Michael Wells is one of eight deaf students on his high school’s Deaf Titan football team, a school with just two players. For most of the competition, those two are both deaf. In league play, they regularly play against teams from the so-called mainstream schools – even though those mainstream teams have 10 to 12 learning deaf coaches, a larger staff and more dedicated staff.

Throughout Deaf Titan football’s first three years of existence, Wells’ team has had only one full-time staff member: Shani Ross. She was hired by the league to help with the team.

“It’s a team of individuals, it’s not about one coach or one player,” says Ross. “It’s really about the community coming together.”

As they’ve grown, Ross says they’ve become more independent and can now play with skilled teammates.

State championship banners hang in the locker room at Oaks Christian in El Segundo. Photograph: Gary Reyes/The Guardian

The coach said: “If you saw this team together you wouldn’t even think they are deaf.”

Flores can really visualize a team full of full-time deaf coaches and students.

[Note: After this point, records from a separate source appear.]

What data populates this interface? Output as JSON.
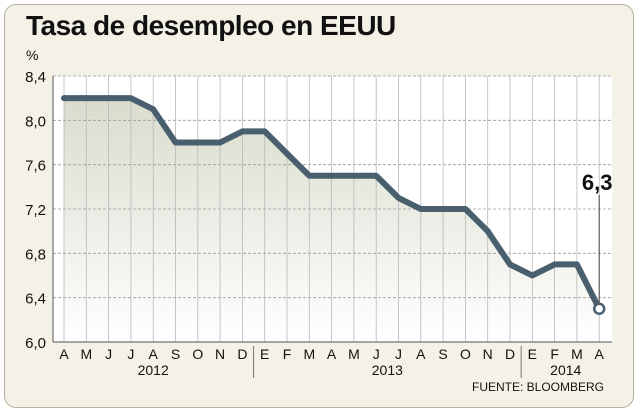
{
  "title": "Tasa de desempleo en EEUU",
  "source": "FUENTE: BLOOMBERG",
  "colors": {
    "line": "#4a5f6e",
    "grid": "#9a9a9a",
    "background": "#f4f1e6",
    "area_top": "#d9dccd",
    "area_bottom": "#ffffff"
  },
  "chart_data": {
    "type": "line",
    "title": "Tasa de desempleo en EEUU",
    "xlabel": "",
    "ylabel": "%",
    "ylim": [
      6.0,
      8.4
    ],
    "yticks": [
      "6,0",
      "6,4",
      "6,8",
      "7,2",
      "7,6",
      "8,0",
      "8,4"
    ],
    "ytick_values": [
      6.0,
      6.4,
      6.8,
      7.2,
      7.6,
      8.0,
      8.4
    ],
    "categories": [
      "A",
      "M",
      "J",
      "J",
      "A",
      "S",
      "O",
      "N",
      "D",
      "E",
      "F",
      "M",
      "A",
      "M",
      "J",
      "J",
      "A",
      "S",
      "O",
      "N",
      "D",
      "E",
      "F",
      "M",
      "A"
    ],
    "years": [
      {
        "label": "2012",
        "start": 0,
        "end": 8
      },
      {
        "label": "2013",
        "start": 9,
        "end": 20
      },
      {
        "label": "2014",
        "start": 21,
        "end": 24
      }
    ],
    "series": [
      {
        "values": [
          8.2,
          8.2,
          8.2,
          8.2,
          8.1,
          7.8,
          7.8,
          7.8,
          7.9,
          7.9,
          7.7,
          7.5,
          7.5,
          7.5,
          7.5,
          7.3,
          7.2,
          7.2,
          7.2,
          7.0,
          6.7,
          6.6,
          6.7,
          6.7,
          6.3
        ]
      }
    ],
    "annotation": {
      "text": "6,3",
      "index": 24
    },
    "grid": true,
    "area_fill": true
  }
}
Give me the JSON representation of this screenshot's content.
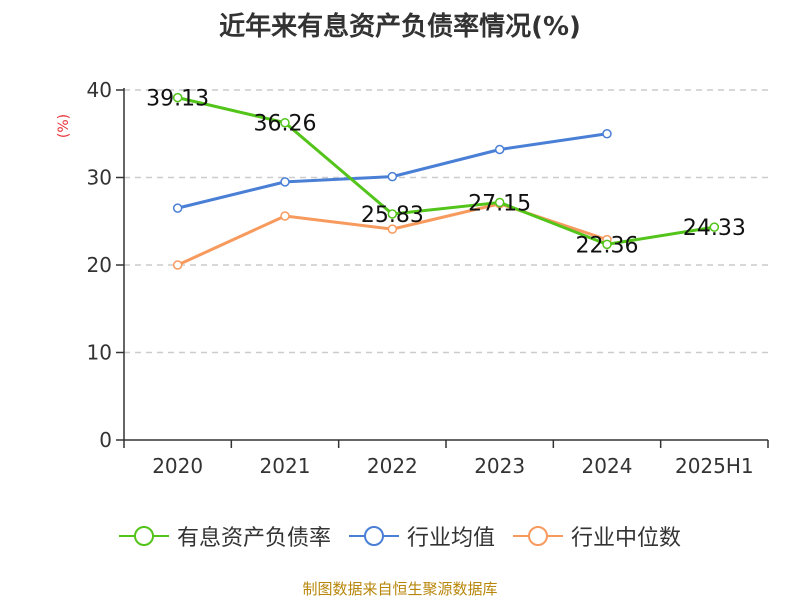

“The pride in their eyes is special,” he says. “When they see something they can improve, they work to get better.”

California’s California Deaf Football Association created the first annual Deaf Titans Association of California Championships last week to further the team’s development. Unlike others who competed in the regionals, these 10 teams for deaf youth all represent deaf communities across California, including schools and parochial schools.

These schools cannot also afford to hire a full-time teacher to coach them, and if they have staff they don’t have them committed to helping the team learn properly.

“Team work pays off,” says Flores. “That helps those students find their voice.”